Validity of Canada’s Extraterritorial Law
Some defence lawyers have commented in the media that Canada’s extraterritorial child sex offender law may be vulnerable to a constitutional challenge. They question the jurisdiction of Canadian criminal law to apply extraterritorially to offences involving child sexual exploitation. Such a challenge should fail.
In 1996, a federal Department of Justice official appearing before the Standing Committee of Justice and Legal Affairs stated that commercial child sex tourism is an international crime of universal jurisdiction. As a result, Canada would be fully entitled under international law to prosecute its nationals for that crime wherever it took place.
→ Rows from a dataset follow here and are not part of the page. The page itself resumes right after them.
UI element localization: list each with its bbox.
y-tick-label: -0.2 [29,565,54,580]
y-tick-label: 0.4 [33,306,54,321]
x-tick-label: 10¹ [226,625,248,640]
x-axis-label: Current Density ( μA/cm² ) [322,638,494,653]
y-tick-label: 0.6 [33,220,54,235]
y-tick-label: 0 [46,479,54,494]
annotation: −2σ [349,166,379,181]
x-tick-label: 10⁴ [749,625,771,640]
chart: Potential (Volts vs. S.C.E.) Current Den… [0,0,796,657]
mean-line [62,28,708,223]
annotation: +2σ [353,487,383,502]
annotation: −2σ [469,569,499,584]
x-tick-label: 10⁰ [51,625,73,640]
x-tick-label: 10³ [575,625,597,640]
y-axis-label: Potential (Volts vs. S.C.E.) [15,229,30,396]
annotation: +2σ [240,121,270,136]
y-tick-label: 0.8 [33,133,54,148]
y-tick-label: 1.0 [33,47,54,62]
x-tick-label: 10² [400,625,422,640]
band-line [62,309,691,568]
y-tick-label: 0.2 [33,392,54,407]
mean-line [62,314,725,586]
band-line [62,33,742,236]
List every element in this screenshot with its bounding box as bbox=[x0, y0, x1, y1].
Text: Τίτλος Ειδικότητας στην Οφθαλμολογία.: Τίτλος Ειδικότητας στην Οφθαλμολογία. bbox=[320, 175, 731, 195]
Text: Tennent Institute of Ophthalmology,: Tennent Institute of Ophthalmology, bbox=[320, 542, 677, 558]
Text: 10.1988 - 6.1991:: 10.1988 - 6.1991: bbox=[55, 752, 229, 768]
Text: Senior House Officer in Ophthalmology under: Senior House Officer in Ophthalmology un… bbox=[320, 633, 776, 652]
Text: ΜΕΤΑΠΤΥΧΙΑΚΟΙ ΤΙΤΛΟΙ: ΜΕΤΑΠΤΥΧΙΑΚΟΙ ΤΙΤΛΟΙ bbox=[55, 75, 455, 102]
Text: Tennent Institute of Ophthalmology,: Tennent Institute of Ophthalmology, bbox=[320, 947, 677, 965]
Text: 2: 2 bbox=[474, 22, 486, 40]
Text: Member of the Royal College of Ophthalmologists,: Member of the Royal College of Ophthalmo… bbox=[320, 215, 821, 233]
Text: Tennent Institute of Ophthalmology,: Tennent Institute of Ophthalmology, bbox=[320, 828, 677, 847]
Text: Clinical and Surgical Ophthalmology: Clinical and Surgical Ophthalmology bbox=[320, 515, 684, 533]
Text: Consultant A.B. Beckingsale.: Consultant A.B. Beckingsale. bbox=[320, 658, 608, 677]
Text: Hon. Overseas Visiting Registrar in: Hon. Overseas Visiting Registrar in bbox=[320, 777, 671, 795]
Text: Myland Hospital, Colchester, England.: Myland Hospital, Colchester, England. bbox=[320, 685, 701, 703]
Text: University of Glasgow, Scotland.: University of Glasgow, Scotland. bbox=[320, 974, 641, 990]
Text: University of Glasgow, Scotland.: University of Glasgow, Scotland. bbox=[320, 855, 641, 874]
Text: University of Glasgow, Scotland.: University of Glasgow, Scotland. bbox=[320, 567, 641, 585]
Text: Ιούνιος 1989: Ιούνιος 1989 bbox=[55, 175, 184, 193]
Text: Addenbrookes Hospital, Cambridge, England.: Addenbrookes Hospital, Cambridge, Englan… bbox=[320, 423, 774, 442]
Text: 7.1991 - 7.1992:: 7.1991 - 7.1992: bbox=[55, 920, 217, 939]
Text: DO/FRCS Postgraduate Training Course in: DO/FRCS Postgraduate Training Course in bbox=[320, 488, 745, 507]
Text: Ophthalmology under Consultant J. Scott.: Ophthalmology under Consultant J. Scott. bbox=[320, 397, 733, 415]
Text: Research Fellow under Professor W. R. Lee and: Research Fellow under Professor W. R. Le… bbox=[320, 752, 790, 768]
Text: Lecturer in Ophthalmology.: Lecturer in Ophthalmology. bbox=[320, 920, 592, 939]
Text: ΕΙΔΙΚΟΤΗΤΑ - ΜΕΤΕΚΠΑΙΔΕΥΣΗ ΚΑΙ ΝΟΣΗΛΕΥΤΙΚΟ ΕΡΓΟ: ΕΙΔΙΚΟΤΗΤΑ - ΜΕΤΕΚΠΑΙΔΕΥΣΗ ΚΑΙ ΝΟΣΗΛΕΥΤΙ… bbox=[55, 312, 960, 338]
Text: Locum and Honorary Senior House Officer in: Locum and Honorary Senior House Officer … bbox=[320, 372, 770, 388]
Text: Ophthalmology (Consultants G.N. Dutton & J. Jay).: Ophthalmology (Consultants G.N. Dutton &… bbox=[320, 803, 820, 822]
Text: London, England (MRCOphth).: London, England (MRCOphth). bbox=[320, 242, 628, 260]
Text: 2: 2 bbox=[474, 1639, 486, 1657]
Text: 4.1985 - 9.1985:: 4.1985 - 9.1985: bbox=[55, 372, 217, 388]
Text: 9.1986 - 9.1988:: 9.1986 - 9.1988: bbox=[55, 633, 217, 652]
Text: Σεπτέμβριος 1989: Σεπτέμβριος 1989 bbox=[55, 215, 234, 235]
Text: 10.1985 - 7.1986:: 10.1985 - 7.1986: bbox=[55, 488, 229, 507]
The validity of Canada’s extraterritorial child sex tourism legislation has only grown stronger with the passage of time.
By 2000, approximately twenty-three countries had adopted extraterritorial child sex offender laws. Today, the number of countries that have done so has doubled to approximately fifty. Prosecutions under those laws for both commercial and non-commercial child sexual exploitation continue to grow.
To date, 191 countries have ratified the U.N. Convention on the Rights of the Child, committing to take action to protect children from all forms of sexual exploitation. This international treaty is just one of several statements by the international community that child sexual exploitation is universally condemned.
A detailed analysis of this evidence of the state of customary international law on extraterritorial criminal responsibility for child sex offences is currently underway at the University of British Columbia. The findings of the UBC Human Trafficking Working Group will be released within the year.
Towards Active Enforcement
Research shows that general deterrence in criminal law is largely driven by the extent to which a given law is enforced. The likelihood of being charged deters would-be offenders.
Unfortunately, because Canada’s approach to enforcing its extraterritorial child sex offender law has been passive, it is likely not deterring child sex offenders from travelling overseas to seek out victims.
Donald Bakker, the only individual convicted to date under our law, was initially being investigated for abusing prostitutes in the Vancouver area. It was by chance that a police search discovered evidence of his abuse of children overseas and led to charges for those allegations.
Similarly, charges laid in February against Armand Huard and Denis Rochefort of Quebec City under our extraterritorial child sex offender law only took place after the Government of Haiti contacted United Nations officials about allegations that the aid workers were sexually abusing orphans. It was only at that point that the RCMP and Sûreté du Québec got involved.
Unlike Australia and the United States which actively employ liaison officers in child sex tourism hotspots to facilitate investigations and cooperate with local authorities, Canada’s RCMP liaison officer program does not appear to have a pro-active mandate to enforce our extraterritorial child sex offender law. That needs to change, beginning with a focus on Southeast Asia.
Committing to Combat Child Sex Exploitation Abroad
As Canadians, we view ourselves as good global citizens. Unfortunately, at the moment we are contributing more to the global problem of child sexual exploitation than we are to the solution. We need to start with addressing the serious harm that some Canadians are causing by sexually exploiting children in developing countries.
Our extraterritorial child sex offender law is sound under international law. Prosecutors should not hesitate to lay charges where sufficient evidence exists. What is needed is a deliberate policy-shift towards actively enforcing this law, together with a commitment of law enforcement resources to make that a reality.
Benjamin Perrin is assistant professor at the UBC’s faculty of law and is a faculty associate at the Liu Institute for Global Issues. He is a member of the Law Society of Upper Canada and founder of The Future Group, a non-governmental organization that combats human trafficking and child sex tourism.